The Korean Film Council and Women In Film Korea launched the Centre for Gender Equality in Korean Film yesterday (March 12) in Seoul.
Veteran director Yim Soon-rye (Little Forest) and producer Jaime Shim (Joint Security Area/JSA) are leading the organisation designed to combat inequality in the film industry and deal with sexual harassment and violence.
The launch was followed by a report on sexual abuse in the film industry based on a study carried out between July and September 2017 that found 46.1% of respondents had experienced sexual violence or harassment. 61.5% of those were women and 17.2% were men. 71.6% of perpetrators were male and 5.2% were female.
Of 749 respondents, 73% said they did not go public with the incidents of abuse, with the majority saying they were afraid of industry rumours, damage to their reputations and exclusion from casting or other work.
On a panel after the announcement, Venice award-winning actress Moon So-ri (Oasis) said she had been hesitant about whether she would be able to speak “detachedly and calmly” about the issue of sexual abuse in filmmaking, but thinking about Seo Ji-hyun, a prosecutor who recently went public with accusations of workplace-related sexual harassment which led to an outcry in South Korea, and the rise of the international #metoo movement, she decided to join.

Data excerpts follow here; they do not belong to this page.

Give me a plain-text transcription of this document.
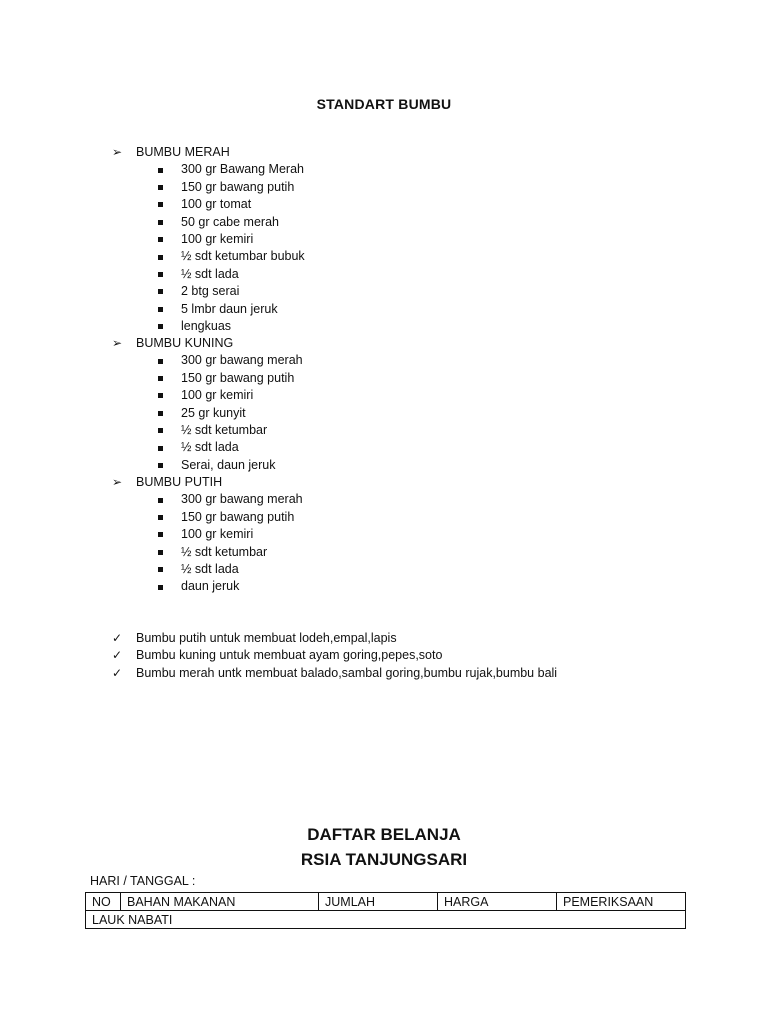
STANDART BUMBU
➢	BUMBU MERAH
300 gr Bawang Merah
150 gr bawang putih
100 gr tomat
50 gr cabe merah
100 gr kemiri
½ sdt ketumbar bubuk
½ sdt lada
2 btg serai
5 lmbr daun jeruk
lengkuas
➢	BUMBU KUNING
300 gr bawang merah
150 gr bawang putih
100 gr kemiri
25 gr kunyit
½ sdt ketumbar
½ sdt lada
Serai, daun jeruk
➢	BUMBU PUTIH
300 gr bawang merah
150 gr bawang putih
100 gr kemiri
½ sdt ketumbar
½ sdt lada
daun jeruk
✓	Bumbu putih untuk membuat lodeh,empal,lapis
✓	Bumbu kuning untuk membuat ayam goring,pepes,soto
✓	Bumbu merah untk membuat balado,sambal goring,bumbu rujak,bumbu bali
DAFTAR BELANJA
RSIA TANJUNGSARI
HARI / TANGGAL :
NO	BAHAN MAKANAN	JUMLAH	HARGA	PEMERIKSAAN
LAUK NABATI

“Revelations from well-known figures have had a great influence on the #metoo movement, but I’m glad that now we can do something more than agonize over whether to make them or not as victims. Now that we have the Centre for Gender Equality in Korean Film, men and women can put their heads together to figure out how to move forward. A tremendous number of well-known actors feel very glad about this and I think they will want to participate,” she said.
Government agency KOFIC funds the Centre for Gender Equality in Korean Film while Women In Film Korea, which is registered as a corporation, will operate it, carrying out further studies to influence policy and find legal ways to protect victims of sexual abuse. The need for the centre was brought up in 2016, with the survey carried out in 2017 and the announcement made this year.
KOFIC chairman Oh Seok-geun emphasised yesterday that people who have been convicted of sexual violence are excluded from the organization’s various support programmes and that they are currently working to expand that exclusion to people who have been accused, not just convicted.
Seoul International Women’s Film Festival director Kim Sunah urged KOFIC to go for more proactive industry-wide measures, saying sexual abuse and gender inequality are creating an imbalance in the industry and the content it produces.
“Female audiences are tired of watching films with just men, so they do so less and less and it becomes a vicious circle of content,” she said, noting that the majority of Korean films are financed by, made by, and feature men in male-oriented stories.
“Starting off in film schools, the female-male ratio is 50:50, but the production rate of short films is 30:70 and when you get to making feature films, only 12% are made by women, mostly independent productions. Of commercial features, only 5% are made by women,” she said.
“We need to have a 50:50 ratio not just for the Fund of Funds [a government-run investment fund], but for decision-makers in public institutions and their [project] jury members,” she said.
“The reason why men can continuously harass actresses [and other women on set] is because this society can’t stand other voices. They are friendly with and used to each other so they form groups by themselves that can lead to monstrous behavior,” she said, referring in part to the recent accusations against director Kim Ki-duk and actor Cho Jae-hyun.